Foreign exchange traders linked the development to relative scarcity of the greenback in the forex market.
The local unit, however, reversed the loss during the intra-day trading and closed at 498/dollar.
The naira has been under persistent pressure as scarcity of the greenback continues to hit the market.
At the official market, the local unit closed at 305/dollar, the level it has traded at since August last year.
Meanwhile, the naira is expected to remain at 498/dollar at the parallel market as the Central Bank of Nigeria continues sales of the greenback to Bureau De Change operators.
The CBN had two weeks ago commenced sales of dollars to the BDC operators through Travelex, following a three-week break during the Yuletide season.
On Friday, the naira closed at 498/dollar at the black market, broadly unchanged from 497/dollar it recorded the previous weekend.
“Confidence is gradually returning to the forex market as a result of improved foreign exchange reserves, dollar sales by international money transfer agents and the central bank assurance it will continue to support the local currency,” one trader told Reuters.
Last Tuesday, the CBN said it would continue to provide hard currency, with priority given to manufacturing industries that need to import raw materials and spare parts.
Economic and financial analysts are slightly divided over the outlook for the naira this year.
Economic expert and Chief Executive Officer of Cocosheen Nigeria Limited, Mr. Henry Boyo, said the naira might crash to almost 1000/dollar at the parallel market this year if the CBN failed to review its monetary policy framework.
According to him, the policy framework is skewed against the local unit and it will be difficult for the naira to remain at the current rate.
A Nigeria-based investment bank and research advisory firm, Afrinvest West Africa Limited, predicted last Tuesday that the official exchange rate of the naira would tumble by about 31 per cent to 400/dollar before the end of this year.

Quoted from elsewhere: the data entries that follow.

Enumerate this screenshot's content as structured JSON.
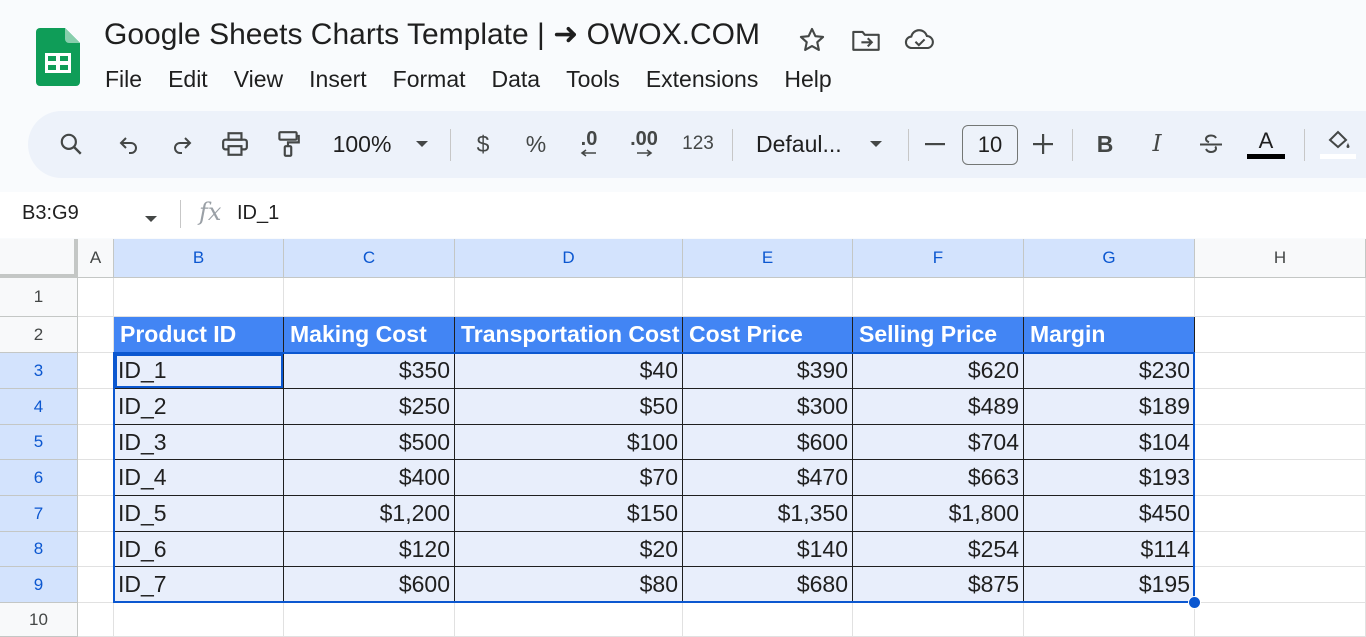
{
  "app": {
    "title": "Google Sheets Charts Template | ➜ OWOX.COM",
    "menu": [
      "File",
      "Edit",
      "View",
      "Insert",
      "Format",
      "Data",
      "Tools",
      "Extensions",
      "Help"
    ],
    "title_icons": [
      "star-icon",
      "move-to-folder-icon",
      "cloud-saved-icon"
    ]
  },
  "toolbar": {
    "zoom": "100%",
    "currency": "$",
    "percent": "%",
    "decrease_decimal": ".0",
    "increase_decimal": ".00",
    "number_format": "123",
    "font": "Defaul...",
    "font_size": "10",
    "bold": "B",
    "italic": "I",
    "text_color": "A"
  },
  "formula_bar": {
    "name_box": "B3:G9",
    "fx": "fx",
    "value": "ID_1"
  },
  "grid": {
    "columns": [
      "A",
      "B",
      "C",
      "D",
      "E",
      "F",
      "G",
      "H"
    ],
    "rows": [
      "1",
      "2",
      "3",
      "4",
      "5",
      "6",
      "7",
      "8",
      "9",
      "10"
    ],
    "selection": "B3:G9",
    "active_cell": "B3",
    "header_row": [
      "Product ID",
      "Making Cost",
      "Transportation Cost",
      "Cost Price",
      "Selling Price",
      "Margin"
    ],
    "data_rows": [
      [
        "ID_1",
        "$350",
        "$40",
        "$390",
        "$620",
        "$230"
      ],
      [
        "ID_2",
        "$250",
        "$50",
        "$300",
        "$489",
        "$189"
      ],
      [
        "ID_3",
        "$500",
        "$100",
        "$600",
        "$704",
        "$104"
      ],
      [
        "ID_4",
        "$400",
        "$70",
        "$470",
        "$663",
        "$193"
      ],
      [
        "ID_5",
        "$1,200",
        "$150",
        "$1,350",
        "$1,800",
        "$450"
      ],
      [
        "ID_6",
        "$120",
        "$20",
        "$140",
        "$254",
        "$114"
      ],
      [
        "ID_7",
        "$600",
        "$80",
        "$680",
        "$875",
        "$195"
      ]
    ]
  },
  "colors": {
    "header_fill": "#4285f4",
    "data_fill": "#e8eefb",
    "selection": "#0b57d0",
    "sheets_green": "#0f9d58"
  }
}
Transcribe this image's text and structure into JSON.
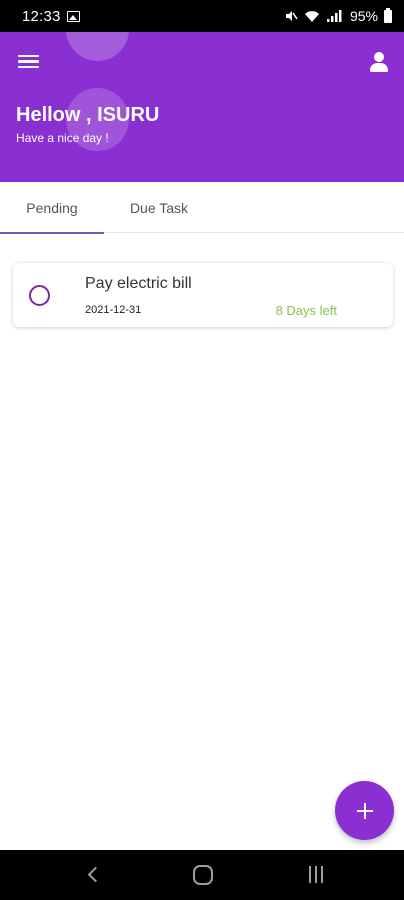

In its 2017 economic outlook, the firm said the CBN might be forced by possible developments in the currency market to devalue the naira from the current 305/dollar to around 400/dollar.
“If you think about the monetary policy environment, we think that the CBN will be forced by the market to make a change. Currently, the naira is pegged at 305/dollar; we see it moving towards 400/dollar by the end of the year,” the Group Managing Director, Afrinvest, Mr. Ike Chioke, said at a press conference announcing the firm’s economic outlook.
Chioke stressed the need for key reforms in the currency market, petroleum downstream sector, power and other key sectors of the economy in order to put the ailing economy on the path of growth.
“If the CBN did take a plunge to make it really market-driven, we can see that even the 400/dollar rate may appreciate later on, bringing to something below 400/dollar,” the expert said.